Des chiffres et des hommes. Mr. Van Hoegaerden est le premier chef de gare d’Ah en 1848. En 1854 le poste est occupé par Mr. Delvallée, qui est en même temps directeur des postes. En 1863, Mr. François prend ses fonctions, remplacé en 1867 par Mr. De Lannoy, lui-même remplacé en 1870 par Mr. Vieutems. Vient ensuite Mr. Salmon qui sera le premier occupant de la nouvelle maison du chef de gare et qui jouera un rôle très important dans les grands travaux de transformation de la gare d’Ath. Plus près de nous, nous avons eu Mr. Ducarme chef de gare entre 1959 et 1968, remplacé entre 1968 et 1970 par Mr. Deroose, de nouveau présent entre 1970 et 1973. Viendra ensuite Mr. Maubert entre 1978 et 1982. Et, au moment de fêter les 100 ans de la nouvelle gare en 1992, le chef de gare n’était autre que Mr. Baudouin Dieu, président fondateur du PFT-TSP. Par la suite, le rôle du chef de gare perdra de plus en plus d’importance pour finalement disparaître totalement de nos jours… Chacun jugera. Compte tenu de l’absence de registres précis pour le personnel de la gare, il est difficile de donner un tableau des effectifs au fil du temps. On peut néanmoins citer le cas d’une carrière exceptionnellement longue avec Mr. Pierre Sirjacobs, entré au chemin de fer comme ajusteur le 30 octobre 1838. Il sera par la suite aide-forgeron, chauffeur et enfin machiniste à Ath le 6 juillet 1864. En 1888, il est le plus ancien machiniste du chemin de fer, comptant ainsi 50 ans de carrière.
Première classe
Au moment de fêter son centenaire, la gare d’Ath était toujours classée en première classe grâce à l’important mouvement des navetteurs quotidiens, quelques 5.500 voyageurs y embarquent ainsi chaque jour. En 1987, plus d’un million cinq cent mille voyageurs avaient utilisé le chemin de fer au départ de la gare d’Ath, ce qui la plaçait en sixième position pour tout le district sud-ouest. Le trafic marchandises était encore intense à cette époque, notamment en provenance de Ghislenghien, Brugelette (1.727 wagons par an) et Enghien. Le trafic pour la seule usine Floridienne à Ath était de 146 wagons par an.

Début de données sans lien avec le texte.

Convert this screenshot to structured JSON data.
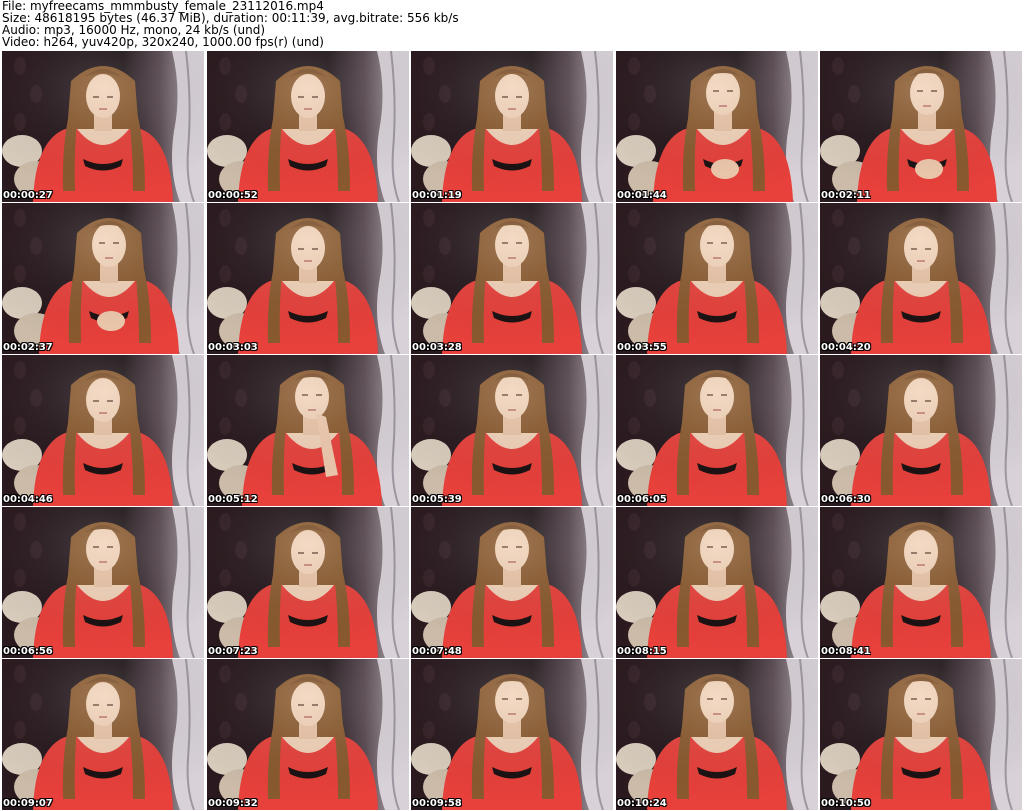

Site. La surface du site de la gare est de 13,2 hectares et comporte 6,8 kilomètres de voies principales et 1,6 kilomètre de voies accessoires. Les aiguillages sont au nombre de 46 et toutes les lignes sont électrifiées depuis 1986. A cette époque déjà lointaine, le cadre du personnel comporte encore 136 postes : 26 employés « mouvement », 14 administratifs, 33 ouvriers, 9 signaleurs, 46 conducteurs et 35 chefs-gardes.

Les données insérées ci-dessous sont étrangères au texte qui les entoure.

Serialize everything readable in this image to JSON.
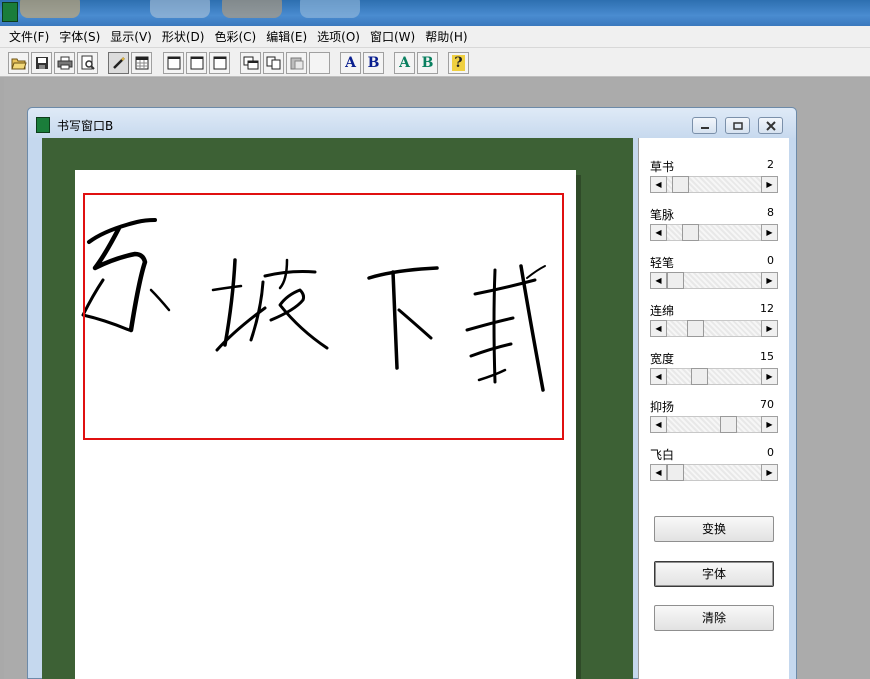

La remise à locomotives (1885)
Située au cœur d’un nœud ferroviaire important, la gare d’Ath se devait d’avoir une remise à locomotives destinée à assurer les nombreux services en gare même, sur les raccordements, dans les gares dépendantes et sur les lignes desservies (81, 100, 90, 94).
A sa création en 1885, la remise d’Ath a surtout accueilli des locomotives du modèle de chaudière Belpaire comme le type 29. Elles seront rapidement rejointes par d’autres locomotives de ligne ou de manœuvre comme les anciens types 23, 31, 32, 51. Ce sera le type 31 (ancien 32 S), renuméroté en type 41 en 1931, qui constituera l’essentiel du parc jusqu’à la fin de la seconde guerre mondiale.

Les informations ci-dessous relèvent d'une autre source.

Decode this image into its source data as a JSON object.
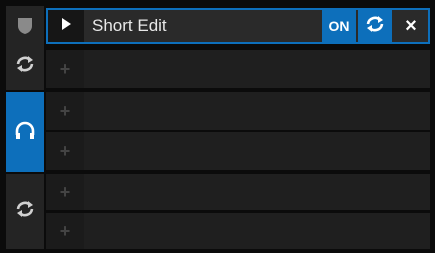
{
  "colors": {
    "accent": "#0d6fbb",
    "panel": "#242424",
    "row": "#1f1f1f",
    "bg": "#0b0b0b"
  },
  "rail": {
    "top": {
      "icons": [
        "shield-icon",
        "loop-icon"
      ]
    },
    "middle": {
      "icon": "headphones-icon"
    },
    "bottom": {
      "icon": "loop-icon"
    }
  },
  "active_slot": {
    "title": "Short Edit",
    "on_label": "ON",
    "close_glyph": "×"
  },
  "empty_slots": {
    "add_glyph": "+"
  }
}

Dès 1945, ce seront alors essentiellement des locomotives d’origine allemande qui seront affectées à Ath, issues des dommages de guerre de 1919, récupérées par l’occupant en 1940-1942 et restituées ensuite à leur légitime propriétaire la SNCB.
Il s’agissait des types 93, 96, 81 et 64. C’est à cette époque que la remise d’Ath était alors surnommée « la remise allemande »… Il faudra attendre le début des années 1950 avec le départ des types 93 et 96 et l’arrivée des types 16, pour avoir un peu de « belgitude » dans le dépôt. Des types 58 au look résolument américain étaient réservés aux manœuvres de gare.
A placer photo 05 ? Légende : La locomotive 64.020 affectée à Ath entre 1957 et 1960.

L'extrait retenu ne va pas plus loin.